100 jours à la tête de Cotonou, l’environnement au cœur des premières actions du maire Luc Gnacadja

À l’occasion de son passage sur les antennes de la SRTB pour faire le point de ses cent premiers jours à la tête de la mairie de Cotonou, le maire Luc Gnacadja a présenté plusieurs actions destinées à améliorer durablement le cadre de vie des populations. Parmi les priorités annoncées, l’assainissement urbain et le renforcement des infrastructures sanitaires apparaissent comme des leviers essentiels pour construire une ville plus propre, plus résiliente et plus respectueuse de l’environnement.

Cent jours après sa prise de fonction, le maire de Cotonou, Luc Gnacadja, a dressé un premier bilan de son action municipale en mettant en avant une vision axée sur la transformation durable de la ville. Son intervention a permis de présenter plusieurs réformes et projets destinés à répondre aux défis liés à l’urbanisation, à la salubrité et à la qualité du cadre de vie.

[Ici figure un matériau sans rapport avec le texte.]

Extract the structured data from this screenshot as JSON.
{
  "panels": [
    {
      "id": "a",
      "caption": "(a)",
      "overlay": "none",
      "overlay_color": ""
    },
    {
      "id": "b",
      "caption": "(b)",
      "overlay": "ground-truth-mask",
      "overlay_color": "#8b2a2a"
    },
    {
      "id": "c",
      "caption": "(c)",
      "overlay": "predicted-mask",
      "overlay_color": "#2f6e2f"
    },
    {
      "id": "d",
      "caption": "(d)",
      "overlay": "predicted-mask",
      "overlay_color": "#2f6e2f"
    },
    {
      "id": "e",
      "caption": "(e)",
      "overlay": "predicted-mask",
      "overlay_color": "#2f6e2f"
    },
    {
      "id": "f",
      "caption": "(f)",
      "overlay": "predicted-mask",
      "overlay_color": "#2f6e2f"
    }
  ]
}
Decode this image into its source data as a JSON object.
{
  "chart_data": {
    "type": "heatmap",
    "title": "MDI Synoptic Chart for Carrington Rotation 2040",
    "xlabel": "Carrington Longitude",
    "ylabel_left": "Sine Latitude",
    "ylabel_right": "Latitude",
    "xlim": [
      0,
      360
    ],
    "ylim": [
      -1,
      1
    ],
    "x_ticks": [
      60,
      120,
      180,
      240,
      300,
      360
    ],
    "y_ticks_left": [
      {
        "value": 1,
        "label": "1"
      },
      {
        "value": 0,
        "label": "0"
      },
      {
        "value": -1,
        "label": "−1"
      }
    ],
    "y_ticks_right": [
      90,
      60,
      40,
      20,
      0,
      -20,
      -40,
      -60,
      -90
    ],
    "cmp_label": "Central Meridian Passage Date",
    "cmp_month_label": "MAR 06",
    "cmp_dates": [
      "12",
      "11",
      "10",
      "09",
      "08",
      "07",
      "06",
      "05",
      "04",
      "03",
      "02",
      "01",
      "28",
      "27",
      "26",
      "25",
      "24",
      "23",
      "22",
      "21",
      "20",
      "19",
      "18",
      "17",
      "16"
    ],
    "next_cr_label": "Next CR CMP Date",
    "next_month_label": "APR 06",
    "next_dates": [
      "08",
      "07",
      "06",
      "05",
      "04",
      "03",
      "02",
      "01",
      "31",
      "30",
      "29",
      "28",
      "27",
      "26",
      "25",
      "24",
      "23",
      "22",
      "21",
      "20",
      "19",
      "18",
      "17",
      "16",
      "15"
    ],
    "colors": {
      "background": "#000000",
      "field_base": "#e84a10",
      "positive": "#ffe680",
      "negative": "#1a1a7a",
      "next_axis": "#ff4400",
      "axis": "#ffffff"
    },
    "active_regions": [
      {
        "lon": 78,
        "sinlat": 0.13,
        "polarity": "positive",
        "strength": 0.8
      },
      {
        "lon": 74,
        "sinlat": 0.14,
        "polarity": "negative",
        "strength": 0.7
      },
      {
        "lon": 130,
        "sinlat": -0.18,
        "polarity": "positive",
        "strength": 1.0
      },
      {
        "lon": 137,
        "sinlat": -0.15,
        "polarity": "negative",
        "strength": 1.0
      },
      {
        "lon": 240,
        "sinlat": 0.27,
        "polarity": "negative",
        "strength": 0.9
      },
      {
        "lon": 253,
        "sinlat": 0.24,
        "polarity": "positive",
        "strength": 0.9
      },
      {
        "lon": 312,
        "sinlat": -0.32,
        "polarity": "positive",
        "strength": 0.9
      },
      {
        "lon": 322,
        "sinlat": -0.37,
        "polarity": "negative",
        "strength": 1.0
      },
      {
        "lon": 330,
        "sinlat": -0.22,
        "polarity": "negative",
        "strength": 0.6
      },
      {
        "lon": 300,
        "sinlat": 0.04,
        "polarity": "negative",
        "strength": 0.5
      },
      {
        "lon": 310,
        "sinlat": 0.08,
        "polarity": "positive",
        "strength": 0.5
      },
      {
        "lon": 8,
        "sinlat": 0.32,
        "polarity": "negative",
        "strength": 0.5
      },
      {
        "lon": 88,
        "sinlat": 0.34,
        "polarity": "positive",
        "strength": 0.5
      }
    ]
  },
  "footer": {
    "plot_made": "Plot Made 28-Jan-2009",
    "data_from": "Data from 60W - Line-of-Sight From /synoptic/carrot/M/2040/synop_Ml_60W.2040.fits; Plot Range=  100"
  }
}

L’une des annonces majeures concerne le lancement de la construction d’une centaine de toilettes publiques dans les différents arrondissements de Cotonou. Déjà en cours sur plusieurs sites, ce projet répond à un besoin réel d’infrastructures sanitaires adaptées aux espaces publics, aux marchés et aux zones à forte fréquentation. Au-delà de leur vocation sanitaire, ces ouvrages constituent un investissement stratégique pour la protection de l’environnement. En limitant la défécation et la miction à l’air libre, ils contribuent à réduire la pollution des espaces publics, des caniveaux et des plans d’eau, tout en améliorant les conditions d’hygiène dans la ville. Ils participent également à la prévention des maladies liées à l’insalubrité et renforcent l’image d’une capitale économique plus accueillante et plus durable.

Lors de son intervention, le maire a également insisté sur la nécessité d’engager des réformes structurelles capables d’inscrire Cotonou dans une dynamique de développement durable. Cette ambition suppose une meilleure gestion des espaces urbains, un assainissement renforcé, une gouvernance de proximité efficace et une prise en compte des défis environnementaux, notamment ceux liés aux changements climatiques et à la croissance démographique.

Pour CEEVAL Bénin, ces orientations constituent des signaux encourageants en faveur d’une gouvernance urbaine intégrant pleinement les préoccupations environnementales. Toutefois, les infrastructures, aussi importantes soient-elles, ne suffisent pas à elles seules à garantir un environnement sain. Leur efficacité dépendra également de l’engagement des citoyens à adopter des comportements écoresponsables, à préserver les équipements publics et à promouvoir une gestion responsable des déchets.

La transition écologique des villes repose en effet sur une responsabilité partagée entre les autorités locales, les organisations de la société civile, le secteur privé et les populations. À travers ces premières initiatives, la mairie de Cotonou pose les bases d’une ville plus propre et plus résiliente. CEEVAL Bénin salue cette dynamique et réaffirme sa disponibilité à accompagner toutes les actions favorisant la protection de l’environnement, l’assainissement durable et l’amélioration du cadre de vie des citoyens.